Trace Context Propagation

Nexus supports multiple trace context propagation formats:

W3C Trace Context (default): Standard trace propagation using traceparent and tracestate headers
AWS X-Ray: For AWS environments using X-Amzn-Trace-Id header format

See the telemetry configuration guide for propagation setup.

Parent-Based Sampling

Parent-based sampling ensures consistent trace sampling across distributed systems.
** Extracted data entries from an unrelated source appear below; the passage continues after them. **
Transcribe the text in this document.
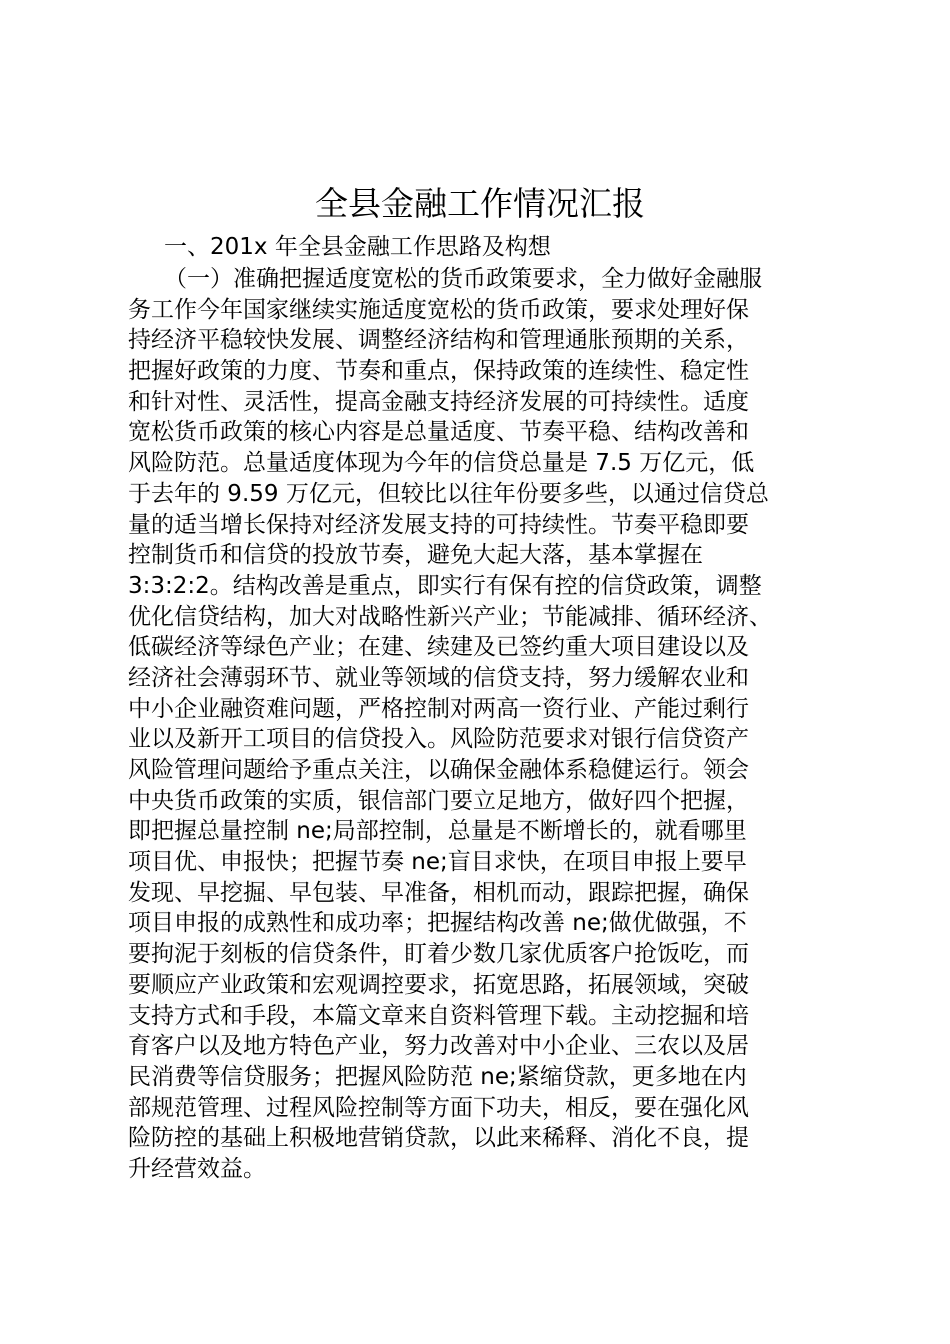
全县金融工作情况汇报
一、201x 年全县金融工作思路及构想
（一）准确把握适度宽松的货币政策要求，全力做好金融服
务工作今年国家继续实施适度宽松的货币政策，要求处理好保
持经济平稳较快发展、调整经济结构和管理通胀预期的关系，
把握好政策的力度、节奏和重点，保持政策的连续性、稳定性
和针对性、灵活性，提高金融支持经济发展的可持续性。适度
宽松货币政策的核心内容是总量适度、节奏平稳、结构改善和
风险防范。总量适度体现为今年的信贷总量是 7.5 万亿元，低
于去年的 9.59 万亿元，但较比以往年份要多些，以通过信贷总
量的适当增长保持对经济发展支持的可持续性。节奏平稳即要
控制货币和信贷的投放节奏，避免大起大落，基本掌握在
3:3:2:2。结构改善是重点，即实行有保有控的信贷政策，调整
优化信贷结构，加大对战略性新兴产业；节能减排、循环经济、
低碳经济等绿色产业；在建、续建及已签约重大项目建设以及
经济社会薄弱环节、就业等领域的信贷支持，努力缓解农业和
中小企业融资难问题，严格控制对两高一资行业、产能过剩行
业以及新开工项目的信贷投入。风险防范要求对银行信贷资产
风险管理问题给予重点关注，以确保金融体系稳健运行。领会
中央货币政策的实质，银信部门要立足地方，做好四个把握，
即把握总量控制 ne;局部控制，总量是不断增长的，就看哪里
项目优、申报快；把握节奏 ne;盲目求快，在项目申报上要早
发现、早挖掘、早包装、早准备，相机而动，跟踪把握，确保
项目申报的成熟性和成功率；把握结构改善 ne;做优做强，不
要拘泥于刻板的信贷条件，盯着少数几家优质客户抢饭吃，而
要顺应产业政策和宏观调控要求，拓宽思路，拓展领域，突破
支持方式和手段，本篇文章来自资料管理下载。主动挖掘和培
育客户以及地方特色产业，努力改善对中小企业、三农以及居
民消费等信贷服务；把握风险防范 ne;紧缩贷款，更多地在内
部规范管理、过程风险控制等方面下功夫，相反，要在强化风
险防控的基础上积极地营销贷款，以此来稀释、消化不良，提
升经营效益。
When enabled, Nexus respects the sampling decision made by upstream services.

Configuration


[telemetry.tracing]
sampling = 0.15                  # Local sampling rate (15%)
parent_based_sampler = true      # Enable parent-based sampling

Sampling Behavior

When parent_based_sampler = true:

If an incoming request has a sampled parent trace, Nexus will sample it
If an incoming request has an unsampled parent trace, Nexus will not sample it
If no parent trace exists, Nexus uses the local sampling rate

When parent_based_sampler = false (default):

Nexus always uses the local sampling rate
Parent trace sampling decisions are ignored

Use Cases

Parent-based sampling is recommended for:

Microservice architectures: Ensures complete traces across all services
API gateways: Maintains sampling consistency from edge to backend
Multi-tier applications: Prevents partial traces with missing segments

Example Scenarios

Complete distributed traces: With parent-based sampling, if a frontend service samples a request, all downstream services (including Nexus) will also sample it, ensuring a complete trace.
Consistent sampling: In a chain of services A → B → Nexus, if A decides to sample, both B and Nexus will honor that decision, preventing trace fragmentation.
Fallback behavior: For direct requests to Nexus without parent context, the local sampling rate applies.